Dans sa conférence intitulée "Le « fétichisme sexuel oriental » : une expérience du sexisme et du racisme chez les femmes d’origine asiatique au Québec", Julie Quynh Nhi Tran, étudiante au doctorat en travail social à l’Université de Montréal, aborde ce qu’elle conçoit comme une forme particulière de discrimination dont sont victimes les femmes asiatiques au Québec. Selon elle, le racisme sexuel, notamment le fétichisme genré et les stéréotypes ethnosexuels, invisibilise les violences genrées vécues par les femmes d'origine asiatique au Québec. La fétichisation sexuelle orientale se situerait à l’intersection d’une objectivation genrée et de stéréotypes ethnosexuels. Par un détour historique, la chercheuse replace la manière dont la représentation des femmes asiatiques s’est construite et montre comment, dans le contexte colonial vécu par les pays asiatiques, une image sexualisée des femmes asiatiques a pu être produite. Encore largement dépeintes dans l’univers social médiatique, des figures telles que de la « fleur de lotus » ou celle de la geisha perpétuent et renforcent l’idée selon laquelle les femmes asiatiques seraient timides, dociles, délicates et domestiques. Ce type de représentation des femmes asiatiques participe à essentialiser leur corps qui se retrouvent ainsi exotisés et érotisés.
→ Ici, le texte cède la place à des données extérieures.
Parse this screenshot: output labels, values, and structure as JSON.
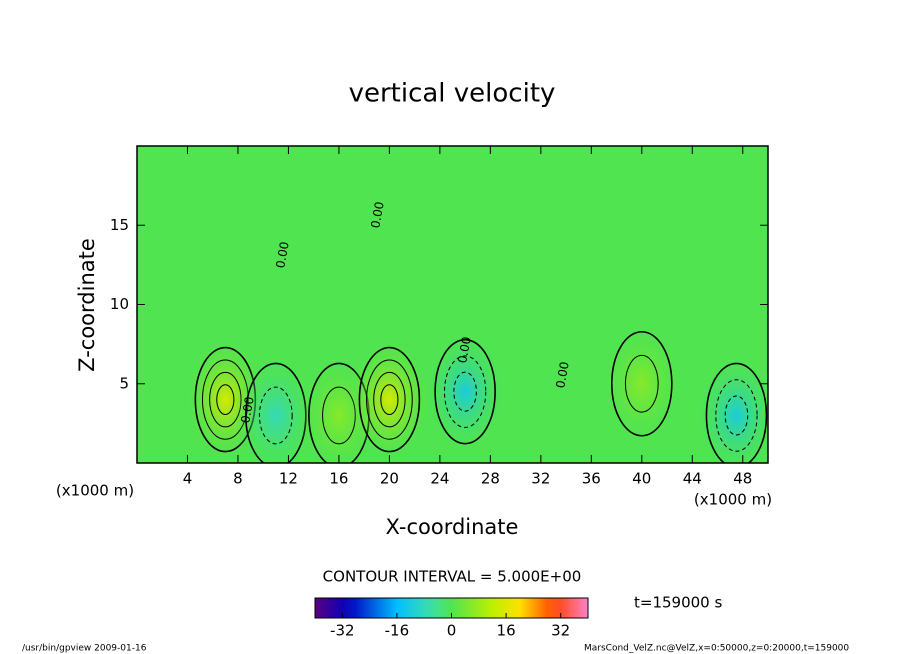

La perspective théorique qu’elle développe s’enrichit également d’une recherche empirique. Julie Quynh Nhi Tran a conduit des entrevues avec des femmes asiatiques vivant au Québec. Ces entretiens ont servi à documenter leurs expériences du racisme ainsi que les différentes manifestations racistes dont elles ont pu être la cible, mais également à examiner les effets que ces formes d’oppressions peuvent avoir dans la formation de l’identité. Julie Quynh Nhi Tran parle de charge émotionnelle qui serait portée par les victimes de racisme. Cela se traduirait, entre autres, par une appréhension constante du racisme ou d’enjeux liés à l’estime personnelle pouvant aller jusqu’à une honte d’être asiatique.

Les travaux de Julie Quynh Nhi Tran, qui s’inscrivent à la frontière de la sociologie, de l’anthropologie et de la psychologie, proposent une réflexion critique sur des enjeux ayant été longtemps ignorés. Au-delà de sa pertinence académique, l’intérêt que suscite la recherche de Julie Quynh Nhi Tran réside dans la manière dont elle a su lier ses travaux à son engagement dans la communauté, alors qu’elle est une voix active dans les luttes antiracistes par une implication dans diverses organisations communautaires. En somme, de cette conférence d’une pertinence certaine, se dégageait un équilibre, parfois difficile à atteindre, entre militantisme et rigueur scientifique.